Specifics About Good Tomatoes for Containers
Here is some more information to help you choose the best tomato plants for containers, given your location. Enjoy eating tomatoes fresh, canning, and making tomato sauces.
- Better Bush is a dwarf tomato that is comfortable in a 10-inch (25 cm) pot. Its fruit are larger than cherry tomatoes, but not big enough that a single slice would cover an entire sandwich. This variety is an excellent choice for growing tomatoes in a windy climate. It needs both regular watering and a well-draining potting mix, or it will suffer water stress.
- Black Krim is an heirloom variety that probably arrived in North America with immigrants from Crimea. It has dark, almost purple flesh and a distinctively tart but sweet taste when it is fully ripe. You will need a container that is bigger than 5 gallons (20 liters) that is at least 12 inches (30 cm) across. Be careful about watering this tomato as the fruit are ripening, or they may crack.
- Celebrity is a determinate tomato that bears large fruit. If you want to grow big tomatoes in a container, this is the variety to try. A major advantage of Celebrity is that it is crack-resistant. Unexpected rain will not ruin ripening fruit.

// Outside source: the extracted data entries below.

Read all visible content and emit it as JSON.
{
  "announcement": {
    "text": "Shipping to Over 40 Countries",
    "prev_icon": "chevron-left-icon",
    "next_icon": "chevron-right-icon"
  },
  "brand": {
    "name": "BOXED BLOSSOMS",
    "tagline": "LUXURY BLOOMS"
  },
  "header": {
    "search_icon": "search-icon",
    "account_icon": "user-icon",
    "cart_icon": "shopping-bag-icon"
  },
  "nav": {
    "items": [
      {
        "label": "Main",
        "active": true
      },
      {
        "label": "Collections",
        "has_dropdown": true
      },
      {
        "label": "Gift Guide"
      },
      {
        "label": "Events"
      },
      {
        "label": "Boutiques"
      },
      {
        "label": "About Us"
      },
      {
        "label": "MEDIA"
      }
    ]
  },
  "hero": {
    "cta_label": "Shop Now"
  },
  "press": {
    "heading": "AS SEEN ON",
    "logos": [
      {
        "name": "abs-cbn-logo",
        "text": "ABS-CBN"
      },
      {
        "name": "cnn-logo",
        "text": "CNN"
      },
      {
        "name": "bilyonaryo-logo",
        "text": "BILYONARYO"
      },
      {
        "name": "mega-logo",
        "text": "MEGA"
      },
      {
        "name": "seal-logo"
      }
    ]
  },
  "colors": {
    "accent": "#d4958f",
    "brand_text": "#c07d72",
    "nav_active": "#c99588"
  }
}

- Husky Red is a great choice if you like cherry tomatoes. The fruit will only be about 1 inch (25 mm) wide, but they arrive about six weeks after you set out transplants, and continue to produce for six weeks to two months. You can start a second container about six weeks after the first for continuous production.
- Jet Star is famous for producing firm, meaty, low-acid, crack-free tomatoes in cool climates. This variety’s ability to continue setting fruit even when nighttime temperatures fall below 60° F (16° C) make it a favorite in the northern United States and Canada. It’s also a good choice for gardeners in locations that have hot, humid summers, because it is resistant to both fusarium and verticillium wilt.
- Marglobe is an open-pollinated heirloom tomato. What that means is that it bears true to type, and you can save seed and expect the same quality tomato next year. (This isn’t something you can do with hybrid tomatoes.) One of the first tomatoes with resistance to wilt, this heirloom variety is credited with saving the Florida tomato industry in 1917.
- Moby Grape bears sweet, 2-inch (50 mm) long grape tomatoes. This variety is terrific for eating straight from the vine. It is also good for grilling.
- Patio tomatoes only grow 2 feet (60 cm) tall. Their low habit protects them from wind damage and accidental knocking over. A single Patio tomato will produce up to fifty 3- to 4-inch (75 to 100 mm) fruit over an eight-week fruiting season.
- San Marzano is a sauce tomato. This heirloom tomato is an “indeterminate” type, meaning you should stake it just to make sure it doesn’t fall over. Your extra effort will be rewarded by its thick, firm, sweet, low-acid fruit that have relatively few seeds, that arrive over a long growing season until frost. Since San Marzano is open-pollinated, you can save the seeds.
- Tiny Tim is distinctively, well, tiny. It only grows about a foot (30 cm) tall, and it only bears cherry tomatoes. But this tiny powerhouse of tomato production requires no staking or pruning and yields proportionally more tomatoes than larger varieties.
- Totem is a dwarf tomato that grows vertically rather than horizontally. Its vertical habit catches more available sunlight and produces sweeter tomatoes.
These aren’t all the possibilities for highly productive varieties of tomatoes you can grow in containers. Purdue University has developed 12 more varieties of tomatoes for commercial tomato farmers that will be gradually made available to home gardeners.